Als we eenmaal weten dat de "Hele Olifant" zich daarbuiten ergens bevindt, dan zou dat ons moeten aanzetten om onze ogen wijder te openen en elke gelegenheid aan te grijpen om meer open te staan voor wat anderen ervaren en of vinden.
… is een parabel van de olifant en de blinden uit een bekend soefi-verhaal uit de twaalfde eeuw. De moraal van het verhaal is het beeld dat we vormen van de werkelijkheid op basis van onze zintuiglijke waarnemingen beperkt is, en dat het een illusie is te menen dat de waarheid die wij ervaren ‘de waarheid’ is.
Net zoals het onmogelijk was voor ieder van de blinden zo iets groots als een olifant in één keer waar te nemen en zich een beeld te vormen van ‘de olifant als geheel’, zo is het voor ons ook vrijwel ondoenlijk om de dynamiek van het aardse bestaan in één keer te overzien en inzicht te verkrijgen in het geheel.
Alle verschillende inzichten die er zijn bij de diverse culturen en tradities zijn in feite allemaal stukjes van het geheel. Iedere traditie beschrijft hun inzicht van het grotere geheel vanuit net weer een ander perspectief. Evenals de blinden hebben wij ook meer kans om meer kennis te nemen van het geheel, wanneer we alle inzichten vanuit de verschillende perspectieven naast elkaar leggen.’
Moraal:
“Jullie hebben allemaal een beetje gelijk”, zei een wijze man.
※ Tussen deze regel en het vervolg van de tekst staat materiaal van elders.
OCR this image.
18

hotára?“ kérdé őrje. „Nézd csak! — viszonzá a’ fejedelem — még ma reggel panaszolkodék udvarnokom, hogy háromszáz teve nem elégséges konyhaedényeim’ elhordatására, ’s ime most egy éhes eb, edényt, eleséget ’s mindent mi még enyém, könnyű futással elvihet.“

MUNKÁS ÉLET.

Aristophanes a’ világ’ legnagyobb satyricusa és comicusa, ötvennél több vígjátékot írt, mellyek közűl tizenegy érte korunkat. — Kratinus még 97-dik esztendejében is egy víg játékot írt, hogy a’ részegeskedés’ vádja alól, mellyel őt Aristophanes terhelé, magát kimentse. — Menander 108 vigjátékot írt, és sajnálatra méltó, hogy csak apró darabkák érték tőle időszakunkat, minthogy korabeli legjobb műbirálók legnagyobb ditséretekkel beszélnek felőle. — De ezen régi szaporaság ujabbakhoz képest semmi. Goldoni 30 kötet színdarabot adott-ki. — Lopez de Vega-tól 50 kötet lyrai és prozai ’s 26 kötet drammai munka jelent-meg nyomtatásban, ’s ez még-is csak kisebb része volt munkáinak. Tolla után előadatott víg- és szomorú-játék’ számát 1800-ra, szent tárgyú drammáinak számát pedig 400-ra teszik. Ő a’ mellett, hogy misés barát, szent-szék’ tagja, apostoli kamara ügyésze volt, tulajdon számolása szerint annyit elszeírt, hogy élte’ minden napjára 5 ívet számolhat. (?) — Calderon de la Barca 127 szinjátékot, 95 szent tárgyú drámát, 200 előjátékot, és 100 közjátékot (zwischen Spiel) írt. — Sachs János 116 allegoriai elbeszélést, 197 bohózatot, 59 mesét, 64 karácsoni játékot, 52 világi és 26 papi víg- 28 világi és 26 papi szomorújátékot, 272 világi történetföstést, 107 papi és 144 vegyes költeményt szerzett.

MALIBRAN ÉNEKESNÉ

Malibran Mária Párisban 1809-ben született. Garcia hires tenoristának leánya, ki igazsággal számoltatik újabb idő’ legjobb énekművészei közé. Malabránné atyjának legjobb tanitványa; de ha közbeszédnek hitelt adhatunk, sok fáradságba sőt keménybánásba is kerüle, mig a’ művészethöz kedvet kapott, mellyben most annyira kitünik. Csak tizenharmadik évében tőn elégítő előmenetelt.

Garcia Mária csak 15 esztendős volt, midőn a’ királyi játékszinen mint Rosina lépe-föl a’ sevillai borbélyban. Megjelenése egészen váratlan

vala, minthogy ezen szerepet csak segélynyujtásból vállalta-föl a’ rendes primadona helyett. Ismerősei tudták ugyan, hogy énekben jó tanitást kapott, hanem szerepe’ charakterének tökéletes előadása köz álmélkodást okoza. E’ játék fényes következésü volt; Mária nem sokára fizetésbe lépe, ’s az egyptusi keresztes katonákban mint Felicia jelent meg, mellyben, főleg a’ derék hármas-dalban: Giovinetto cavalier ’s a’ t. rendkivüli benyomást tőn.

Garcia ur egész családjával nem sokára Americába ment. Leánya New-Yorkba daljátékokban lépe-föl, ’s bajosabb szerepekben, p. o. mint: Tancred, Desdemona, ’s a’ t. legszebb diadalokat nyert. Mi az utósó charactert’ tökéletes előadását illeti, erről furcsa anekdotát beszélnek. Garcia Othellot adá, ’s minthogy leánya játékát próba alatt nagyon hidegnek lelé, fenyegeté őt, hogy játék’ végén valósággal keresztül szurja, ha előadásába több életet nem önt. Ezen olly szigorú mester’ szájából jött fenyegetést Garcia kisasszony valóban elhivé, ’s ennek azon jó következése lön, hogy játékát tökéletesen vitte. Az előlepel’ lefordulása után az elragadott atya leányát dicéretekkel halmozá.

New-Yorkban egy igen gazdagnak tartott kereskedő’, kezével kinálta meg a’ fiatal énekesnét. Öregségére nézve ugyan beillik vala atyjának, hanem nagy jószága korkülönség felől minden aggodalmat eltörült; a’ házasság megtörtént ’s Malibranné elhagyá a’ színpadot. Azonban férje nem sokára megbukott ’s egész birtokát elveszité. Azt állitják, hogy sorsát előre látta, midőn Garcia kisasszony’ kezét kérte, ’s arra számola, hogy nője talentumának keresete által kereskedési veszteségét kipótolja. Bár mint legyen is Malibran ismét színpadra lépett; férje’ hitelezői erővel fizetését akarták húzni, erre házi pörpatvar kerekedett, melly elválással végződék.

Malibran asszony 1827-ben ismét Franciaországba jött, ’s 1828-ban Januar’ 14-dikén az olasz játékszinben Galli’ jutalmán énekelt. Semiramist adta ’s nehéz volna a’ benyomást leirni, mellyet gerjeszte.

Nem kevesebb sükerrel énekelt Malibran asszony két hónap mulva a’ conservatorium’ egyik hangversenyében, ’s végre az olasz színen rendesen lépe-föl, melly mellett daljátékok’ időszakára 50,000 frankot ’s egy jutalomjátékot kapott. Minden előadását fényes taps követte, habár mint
En als jullie naar elkaar luisteren en jullie ervaringen met elkaar delen, zal de hele werkelijkheid voor jullie duidelijker worden”.
Rumi de 13e-eeuwse Soefi dichter geeft in zijn vertelling “De olifant in het donker” een voorbeeld van de beperkingen van de waarnemingen van het individu het volgende over.
Aan een aantal Hindoes wordt in een donkere ruimte een olifant getoond.
Een aantal mannen mogen de olifant voelen en aanraken waar ze willen,
en afhankelijk waar ze dit doen geloven zij dat de olifant een “waterslang”
(de slurf), een “waaier” (een oor), een “pilaar” (een been) of een “muur”
de buik) is.
Het oog is net als de hand, beide zijn niet in staat het gehele dier te overzien.
Maar als ieder een kaars had en gezamenlijk de ruimte zou betreden dan zouden de verschillen in waarneming verdwijnen.
We moeten ons er aan herinneren dat wat we observeren niet de waarheid is maar een openbaring van de waarheid ten gevolge van onze manier van vragen/onderzoeken (Werner Heisenberg).